One of the first things I did during the first external audit as the CFO was to take my own advice and issue an internal representation letter to our executive team. It was a fairly simple process, but one that helped me feel more comfortable in signing the actual representation letter. I was also able to execute the process on my own without the other staff or IT. Here are the steps I followed and that I would recommend to you:
· First, I reviewed the actual representation letter with our internal accounting team and legal. If we weren’t comfortable with an item or felt that the wording of an item needed to change, we proposed changes to the audit team. When the changes were reasonable, common ground was able to be reached on most proposed items.
· Second, I took the final draft (unsigned) representation letter and re-wrote it in a form that hit the key items of the letter that I felt should be reviewed and shared by the executive team. During this process, I didn’t pass accounting type items to the team, but focused more on the broad business items or blanket statements in the letter wording. Each internal representation letter will look a little different and should be customized to your organization. Here are a few examples to consider.
o Knowledge of all related party transactions or validation of those items listed in the letter.
o Knowledge of all fraud or suspected fraud.
o Knowledge of any material breaches in internal controls especially around financial reporting, privacy issues, or security.
o Knowledge of any reports, studies, or reviews, whether internal or external, that have not been reported to the accounting team.
o Knowledge of any regulatory or compliance related issues.
o Knowledge of any health and safety issues.
o Knowledge of any litigation or pending litigation or validation of those items listed in the letter.

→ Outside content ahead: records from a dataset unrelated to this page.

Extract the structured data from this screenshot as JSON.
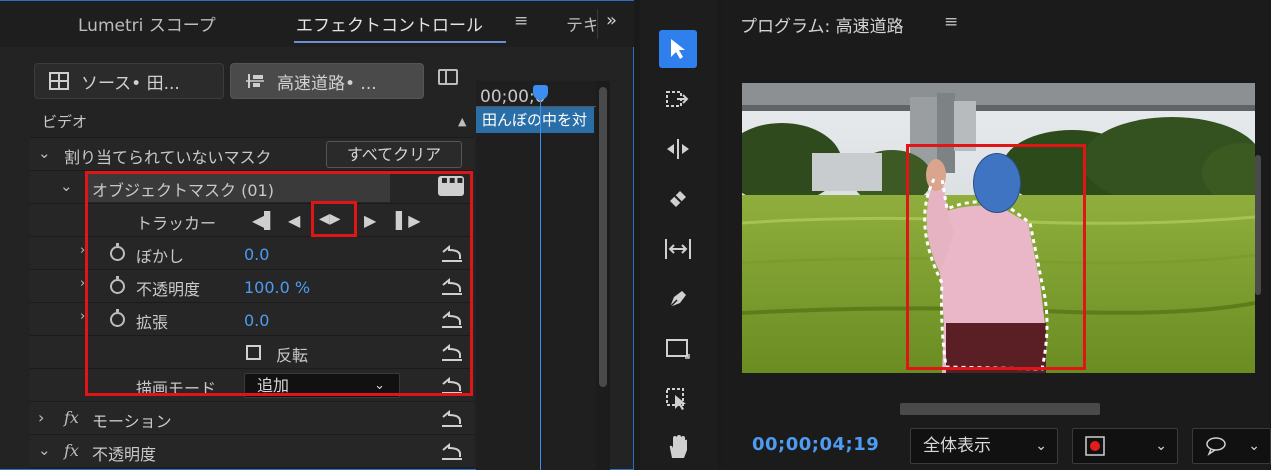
{
  "effect_controls": {
    "tabs": [
      {
        "label": "Lumetri スコープ"
      },
      {
        "label": "エフェクトコントロール"
      },
      {
        "label": "テキ"
      }
    ],
    "menu_glyph": "≡",
    "overflow_glyph": "»",
    "source_clip": "ソース• 田...",
    "sequence_clip": "高速道路• ...",
    "section_video": "ビデオ",
    "unassigned_mask": "割り当てられていないマスク",
    "clear_all": "すべてクリア",
    "object_mask": "オブジェクトマスク (01)",
    "tracker": "トラッカー",
    "feather": {
      "label": "ぼかし",
      "value": "0.0"
    },
    "opacity_mask": {
      "label": "不透明度",
      "value": "100.0 %"
    },
    "expansion": {
      "label": "拡張",
      "value": "0.0"
    },
    "invert": "反転",
    "blend_mode": {
      "label": "描画モード",
      "value": "追加"
    },
    "motion": "モーション",
    "opacity": "不透明度",
    "fx_glyph": "fx"
  },
  "timeline": {
    "timecode": "00;00;0",
    "clip_label": "田んぼの中を対"
  },
  "program_monitor": {
    "title": "プログラム: 高速道路",
    "menu_glyph": "≡",
    "timecode": "00;00;04;19",
    "zoom": "全体表示"
  },
  "colors": {
    "accent": "#2f80ed",
    "value_blue": "#4d9cf2",
    "highlight_red": "#e01515",
    "clip_blue": "#2a6ea8"
  }
}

o Knowledge of any additional subsequent events or validation of those listed in the letter.
o Knowledge of destruction or major changes to significant company assets.
o Knowledge of any new significant contracts or agreements.
o Knowledge of any significant staff turnover that could impact the organization’s financial reporting ability in a material way.
· Third, I sent an email or made a phone call to each of the key executives explaining what I needed and why I needed it. It is important to communicate why their input and feedback is important and the broadness of the representations requested by the typical letter. As the CFO, this was also a good time to explain a few key points and how they relate to effective internal controls within the organization. The letter itself is also a good, short training document in the sense that it provides the executives a short and concise view of some of the key questions that are normally asked by external auditors.
· Finally, I distributed the letter through the DocuSign system. Since it was the start-up, I had the fortunate, or some might say unfortunate, duty of having my hands in many of the shared service functions. With DocuSign, I was able to upload and distribute my document for signature without the support of IT or other professionals with the organization. It made for an efficient and effective process.
In my view, performing the process I outlined above, which doesn’t take a significant amount of time, helped me to feel more comfortable in signing the representation letter as provided by the external audit team. If you are one of the signers of the document, I’d encourage you to perform a similar process as I’ve listed above. The document doesn’t have to be highly formal or technical, but can simply be a short list of bullet points you’d like to get confirmation or more information about from your team.